Shastri YM et al. (2008) Prospective multicenter study evaluating fecal calprotectin in adult acute bacterial diarrhea. Am J Med 121: 1099–1106

Acute, bacterial diarrhea can be severe and, in some cases, life-threatening. The standard method with which to diagnose acute, infectious diarrhea is bacteriological culture; however, this technique is time-consuming and expensive. Rapid, inexpensive screening methods are, therefore, needed. A study by Shastri et al. has demonstrated the accuracy of using fecal calprotectin to diagnose acute, bacterial diarrhea.

The study compared the diagnostic accuracy of three tests: fecal calprotectin, fecal lactoferrin and the guaiac-based fecal occult blood test (FOBT).

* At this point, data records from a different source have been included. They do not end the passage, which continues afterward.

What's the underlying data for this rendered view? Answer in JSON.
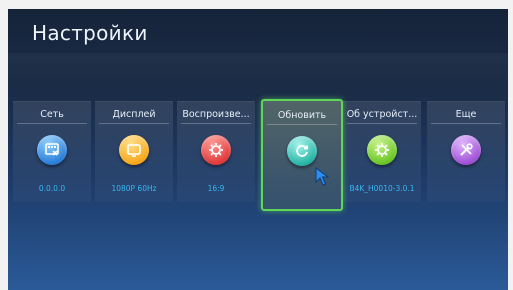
{
  "screen": {
    "title": "Настройки"
  },
  "tiles": [
    {
      "label": "Сеть",
      "value": "0.0.0.0",
      "icon": "network-icon"
    },
    {
      "label": "Дисплей",
      "value": "1080P 60Hz",
      "icon": "display-icon"
    },
    {
      "label": "Воспроизве...",
      "value": "16:9",
      "icon": "playback-gear-icon"
    },
    {
      "label": "Обновить",
      "value": "",
      "icon": "refresh-icon",
      "selected": true
    },
    {
      "label": "Об устройст...",
      "value": "B4K_H0010-3.0.1",
      "icon": "device-gear-icon"
    },
    {
      "label": "Еще",
      "value": "",
      "icon": "tools-icon"
    }
  ],
  "colors": {
    "accent_value": "#38b7f0",
    "selection_border": "#5fd65a",
    "background_top": "#16243a",
    "background_bottom": "#2a5a98"
  }
}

Stool samples from 2,185 patients with acute diarrhea were analyzed by performing cultures for the identification of different enteral pathogens. Samples from patients with a positive microbial diagnosis (n = 195) and controls with a negative microbial diagnosis (n = 196) were then subjected to the three different tests. The sensitivity and specificity of the fecal calprotectin test were 82.6% and 87.2%, respectively, compared with 77.9% and 53.6% for the fecal lactoferrin test and 37.9% and 84.7% for the FOBT. Of note, results from the fecal calprotectin test could be generated within hours.

The superior correlation of the calprotectin test findings with bacteriological, infectious diarrhea suggests that calprotectin is a suitable screening marker for bacterial diarrhea. Stool samples that test positive for calprotectin should then be cultured to provide a definitive diagnosis. Use of this technique should reduce associated costs and, more importantly, the time taken to achieve diagnosis, which leads to improved prognosis for patients.